The rules of TV police procedure are very much at work here. The investigating detective may trade barbs with Goldman-- as do all mismatched cops in American shows and movies-- but he allows the young writer to participate, Jessica Fletcher-like, even though he's a friend of the leading suspect, and pursuing personal agendas. In another hilarious lapse, a suspect, held in prison and charged, gets released and sees all charges dropped on the word of a forensic handwriting analyst.

Many of these things would be forgiven, if the book was a brief affair. Harry Quebert clocks in at 600+ pages. It can't sustain them. If Agatha Christie had been inclined to write something this salacious, she would have dispensed with it in less than half the length, and the book would have been better for it.

Some sense of the novel's wrongheadedness can be found in the two most important of its several hundred plot twists. Both of these particular twists occur near the end. One is good. One is godawful. Neither the author nor his editors seems to have cared, and both are given equal weight in the story.

The first is intrinsic to story and character. It's a genuine surprise, and it explains some of the unusual behavior. Literally, one character has a secret that he considers more damning than murder. That secret goes to the heart of the mystery, Nola, and the book's metafictional excesses. I've been critical of the novel, but I admire this twist. It's far-fetched, as twists in mysteries often are, but it's not implausible, and it works.

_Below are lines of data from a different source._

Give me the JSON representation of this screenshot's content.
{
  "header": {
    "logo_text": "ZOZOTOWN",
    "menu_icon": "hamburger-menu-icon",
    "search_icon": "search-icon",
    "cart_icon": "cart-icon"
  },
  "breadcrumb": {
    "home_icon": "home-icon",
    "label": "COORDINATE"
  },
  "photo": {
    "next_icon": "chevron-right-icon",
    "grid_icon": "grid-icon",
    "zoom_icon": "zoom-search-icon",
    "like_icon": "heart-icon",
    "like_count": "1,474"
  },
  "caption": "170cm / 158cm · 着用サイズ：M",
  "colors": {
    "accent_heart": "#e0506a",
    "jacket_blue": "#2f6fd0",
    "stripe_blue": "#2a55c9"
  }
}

The other concerns a piece of information that neither Goldman nor the chief investigator uncovers until quite late in the story. The problem is, the entire town has this information, and wouldn't be adverse to sharing it. God knows they share everything else, often preceding their effusive testimony with some variation of, I should have said this decades ago.... More importantly, this information necessarily would have been found on many of the documents and articles about the original 1975 case: you know, the sorts of things with which a detective and a writer might familiarize themselves early in the investigations. If this were a real case and someone went to the "Disappearance of Nola Kellergan" discussion at a crime website, they would find this information. Furthermore, in order to keep the characters in the dark, the writer has to have them discuss doing something that any halfway competent investigator would do, but then decide against it, since this particular action would give them this key information they have otherwise, against all logic, missed. These shenanigans serve a twist that does reveal character, but the revelation is forced and it could have been handled differently. In short, the payoff isn't remotely impressive enough to justify the total suspension of disbelief required.

The truth about The Truth About the Harry Quebert Affair is that the book has a clever but overlong plot, marred by flat stereotypes, forced behavior, and wooden dialogue. In another era, the publishing house would have guided the young writer to make some changes, producing something with some lasting value. Then again, this book sold millions of copies and doubtless will sell millions more when the series hits the TV. As internationally successful songstress Miley Cyrus once thoughtfully sang:

Remember only God can judge ya
Forget the haters 'cause somebody loves ya
--Mike L. Williams II, Pierre Ramon Slaughter, Timothy Thomas, Theron Thomas, Miley Cyrus, Douglas Davis, Ricky Walters, "We Can't Stop."